Supreme Court gay marriage decision could end debate over children’s well-being
Mashable.com June 21, 2015 by Rebecca Ruiz
Matthew Mansell and Johno Espejo are like most American parents. They juggle work and family, try to keep up with household chores, and spend weekends with their two children, Wyatt, 8, and Elyse, 7.
Saturday nights are a special occasion. Mansell’s mother, who lives with the family in their Placentia, California home, treats everyone to dinner at a local restaurant. They come home, pile on the couch, and watch a movie selected by one of the kids. Most recently, Elyse chose the animated children’s movie ParaNorman.
It would all be rather ordinary — except for the fact that Mansell and Espejo are plaintiffs in Tanco v. Haslam, which has been consolidated with four other lawsuits under Obergefell v. Hodges, a landmark case before the Supreme Court challenging same-sex marriage bans in Michigan, Tennessee, Ohio and Kentucky. (The couple lived in Tennessee when they filed the original suit.)
While the case disputes the constitutionality of gay marriage bans, it also raises emotional questions about whether children of such couples are somehow worse off than the offspring of straight couples. An estimated 122,000 same-sex couples in the U.S. are raising more than 200,000 children, according to the Williams Institute, a think tank at the University of California, Los Angeles.

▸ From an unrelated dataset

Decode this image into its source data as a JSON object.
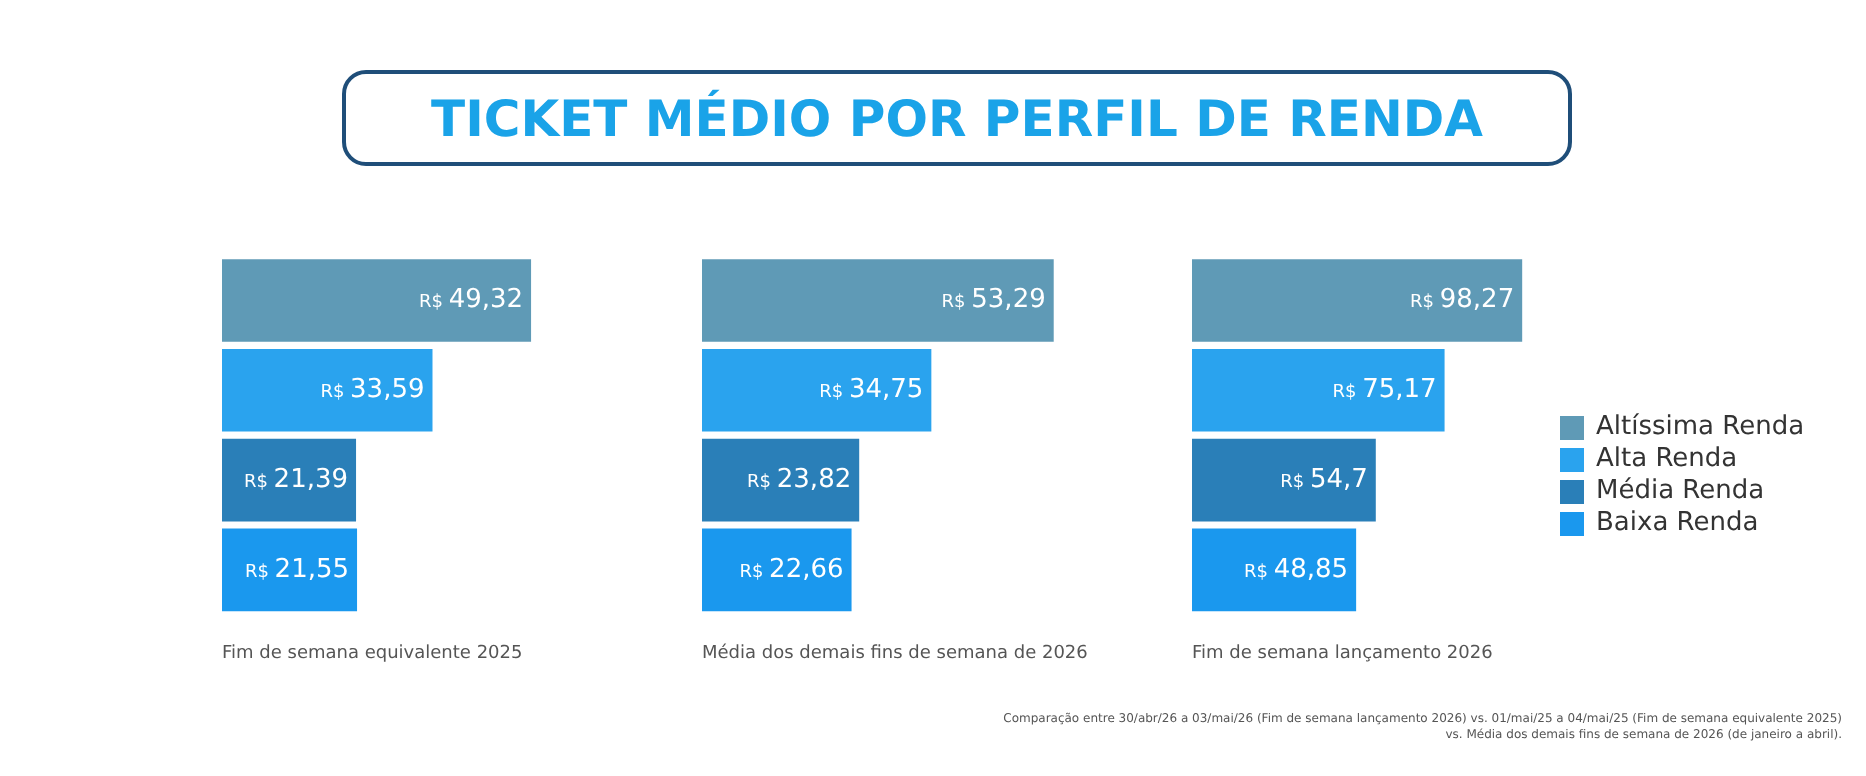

Though decades of research show no emotional or psychological harm, opponents of same-sex marriage argue the possibility of such a thing is a compelling reason to prohibit gay unions. This line of reasoning is central to the defense of Michigan’s ban.
When the Supreme Court rules on the case in the coming weeks, its opinion could very well render that argument irrelevant. Mansell would welcome such a decision, but doesn’t need the Supreme Court to say what he already knows.